Trained CHWs rendered basic promotive, preventive and selected curative services to their communities. The CHWs monitored blood pressure, did ventusa, and acupressure. They also treated residents with eczema through herbal medicines and gave first aid to wounded patients. Through home visitations, residents were taught about home remedies such as water therapy, steam inhalation, environmental sanitation and proper hygiene and community resiliency model skills. Patients were referred to government health facilities or the rural health units for further treatment. CHWs mobilized the residents in clean-up drives in their community. They also conducted health education classes on environmental sanitation, nutrition and breastfeeding, herbal medicines, acute respiratory tract infection, control of diarrheal disease, and hypertension.
CHWs conducted health campaigns. Children were weighed and malnourished children had a feeding program. Promoting breastfeeding was also done among mothers in the communities. Hypertensive patients had monitoring of their blood pressure and made to understand the need for regular check up, intake of medicines and measures to prevent complications such as heart attack and stroke. The CHWs also promoted the use of locally available herbs for herbal medicine.

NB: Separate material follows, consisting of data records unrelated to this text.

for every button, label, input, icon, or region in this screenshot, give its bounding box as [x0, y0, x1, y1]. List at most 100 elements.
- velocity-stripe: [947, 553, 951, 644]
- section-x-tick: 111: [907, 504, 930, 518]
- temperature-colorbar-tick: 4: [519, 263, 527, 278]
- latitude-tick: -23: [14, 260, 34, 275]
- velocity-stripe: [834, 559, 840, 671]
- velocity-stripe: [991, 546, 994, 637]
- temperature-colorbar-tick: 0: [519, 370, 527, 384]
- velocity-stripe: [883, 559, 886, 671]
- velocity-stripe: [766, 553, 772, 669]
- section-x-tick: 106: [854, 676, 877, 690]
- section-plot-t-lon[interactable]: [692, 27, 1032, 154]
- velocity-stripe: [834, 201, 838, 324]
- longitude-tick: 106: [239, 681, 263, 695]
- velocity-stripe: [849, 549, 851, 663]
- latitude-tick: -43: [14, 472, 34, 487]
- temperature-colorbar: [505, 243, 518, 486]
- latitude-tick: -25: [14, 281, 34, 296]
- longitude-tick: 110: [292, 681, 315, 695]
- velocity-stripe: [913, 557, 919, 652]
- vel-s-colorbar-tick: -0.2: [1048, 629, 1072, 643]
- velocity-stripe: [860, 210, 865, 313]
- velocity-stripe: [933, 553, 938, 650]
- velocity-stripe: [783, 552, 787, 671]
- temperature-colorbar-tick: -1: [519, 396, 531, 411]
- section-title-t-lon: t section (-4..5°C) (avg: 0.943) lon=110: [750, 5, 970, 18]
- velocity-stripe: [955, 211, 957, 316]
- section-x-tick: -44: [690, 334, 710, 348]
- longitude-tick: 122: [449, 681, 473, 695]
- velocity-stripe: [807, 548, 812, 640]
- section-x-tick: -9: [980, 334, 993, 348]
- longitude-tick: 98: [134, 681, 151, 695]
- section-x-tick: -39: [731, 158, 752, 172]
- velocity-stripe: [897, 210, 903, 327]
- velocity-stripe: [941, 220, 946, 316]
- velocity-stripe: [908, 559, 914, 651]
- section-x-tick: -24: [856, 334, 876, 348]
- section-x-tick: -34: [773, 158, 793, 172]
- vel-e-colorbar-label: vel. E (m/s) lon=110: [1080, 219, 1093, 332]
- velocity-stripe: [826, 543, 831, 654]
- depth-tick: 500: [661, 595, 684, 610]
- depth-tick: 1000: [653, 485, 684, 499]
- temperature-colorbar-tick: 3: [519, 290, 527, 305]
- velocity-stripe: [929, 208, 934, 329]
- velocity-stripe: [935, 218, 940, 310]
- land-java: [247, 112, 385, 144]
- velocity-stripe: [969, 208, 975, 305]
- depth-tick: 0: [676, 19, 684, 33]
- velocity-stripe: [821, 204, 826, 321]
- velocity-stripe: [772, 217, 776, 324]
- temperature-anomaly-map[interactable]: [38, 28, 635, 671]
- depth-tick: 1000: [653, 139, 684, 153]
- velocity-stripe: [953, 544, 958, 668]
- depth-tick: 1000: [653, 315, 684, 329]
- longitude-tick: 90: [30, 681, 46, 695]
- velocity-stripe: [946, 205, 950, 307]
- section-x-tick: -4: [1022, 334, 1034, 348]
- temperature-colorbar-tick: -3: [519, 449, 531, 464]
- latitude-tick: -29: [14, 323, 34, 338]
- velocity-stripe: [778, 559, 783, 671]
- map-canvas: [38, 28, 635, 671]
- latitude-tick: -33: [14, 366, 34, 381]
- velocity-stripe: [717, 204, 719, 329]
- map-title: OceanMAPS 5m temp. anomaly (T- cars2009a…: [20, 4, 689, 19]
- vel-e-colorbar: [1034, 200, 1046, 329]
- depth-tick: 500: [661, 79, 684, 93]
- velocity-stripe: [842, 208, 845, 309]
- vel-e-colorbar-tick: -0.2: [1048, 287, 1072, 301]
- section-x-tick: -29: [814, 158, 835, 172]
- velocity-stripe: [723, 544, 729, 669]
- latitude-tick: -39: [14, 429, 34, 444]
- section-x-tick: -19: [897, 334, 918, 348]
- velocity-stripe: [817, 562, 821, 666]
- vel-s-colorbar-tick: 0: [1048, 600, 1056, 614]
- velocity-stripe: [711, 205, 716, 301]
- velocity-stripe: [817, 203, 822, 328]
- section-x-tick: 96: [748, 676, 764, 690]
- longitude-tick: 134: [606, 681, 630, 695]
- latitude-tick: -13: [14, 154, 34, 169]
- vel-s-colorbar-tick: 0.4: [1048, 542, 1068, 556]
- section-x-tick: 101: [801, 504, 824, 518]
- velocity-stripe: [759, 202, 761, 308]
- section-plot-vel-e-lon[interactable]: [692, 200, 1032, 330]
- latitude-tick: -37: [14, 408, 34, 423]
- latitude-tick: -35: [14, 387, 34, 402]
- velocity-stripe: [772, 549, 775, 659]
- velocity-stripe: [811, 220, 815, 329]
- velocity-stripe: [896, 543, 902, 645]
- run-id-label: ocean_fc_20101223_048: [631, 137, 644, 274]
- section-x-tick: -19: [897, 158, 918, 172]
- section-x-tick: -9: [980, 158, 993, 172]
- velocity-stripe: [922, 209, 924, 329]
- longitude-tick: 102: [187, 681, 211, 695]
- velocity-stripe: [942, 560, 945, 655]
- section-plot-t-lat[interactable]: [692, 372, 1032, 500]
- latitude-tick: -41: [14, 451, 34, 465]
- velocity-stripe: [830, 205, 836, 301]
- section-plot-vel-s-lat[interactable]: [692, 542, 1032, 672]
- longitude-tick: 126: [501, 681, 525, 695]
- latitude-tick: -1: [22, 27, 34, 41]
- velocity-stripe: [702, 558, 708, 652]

Coordination on disaster management was established between the people’s organizations and the barangay and municipality disaster risk reduction and management (DRRM) councils. The local government units and the people’s organizations came up with an integrated plan. Community health workers are now members of the barangay disaster risk reduction committees. The people’s organizations and the barangay councils are now coordinating their activities and implementing their plans together.
The community health workers have also become responders in the municipal risk reduction management offices of the local government units. They are assigned to handle psychosocial support in times of disasters and island wide activities such as during the Lenten seasons.
The barangay councils are supporting the activities of the people’s organizations. They are helping in the campaigns of the people’s organizations.
Through meetings with the barangay councils, the people’s organizations in Kampinganon and Lipayran were able to know that the barangay councils did not have disaster plans. Thus, they facilitated the MDRRM councils to conduct trainings in their barangays in order for them to know how to make disaster plans for the barangay. After the trainings on disaster management orientation and first aid, were conducted, the barangays conducted fire drills and earthquake drills. The disaster preparedness plan of the people’s organization of Lipayran was adopted by the barangay council which did not have its own plan.
In synthesis, the project saw that there was a need to capacitate the people’s organizations on disaster risk reduction and management, Bantayan island being highly vulnerable to disasters and experience had proven that being poorly prepared resulted in great damage to infrastructure and shelter and exacted a heavy toll on people’s lives. Capacity building and empowerment of the people is the key to address this need and the project thus centered on trainings on DRRM for the leaders of the people’s organizations so that a community-based disaster management program was established with the people’s active participation. Furthermore, because health needs of the people have generally been neglected in past disasters, it was thus necessary to incorporate health skills trainings with DRRM trainings.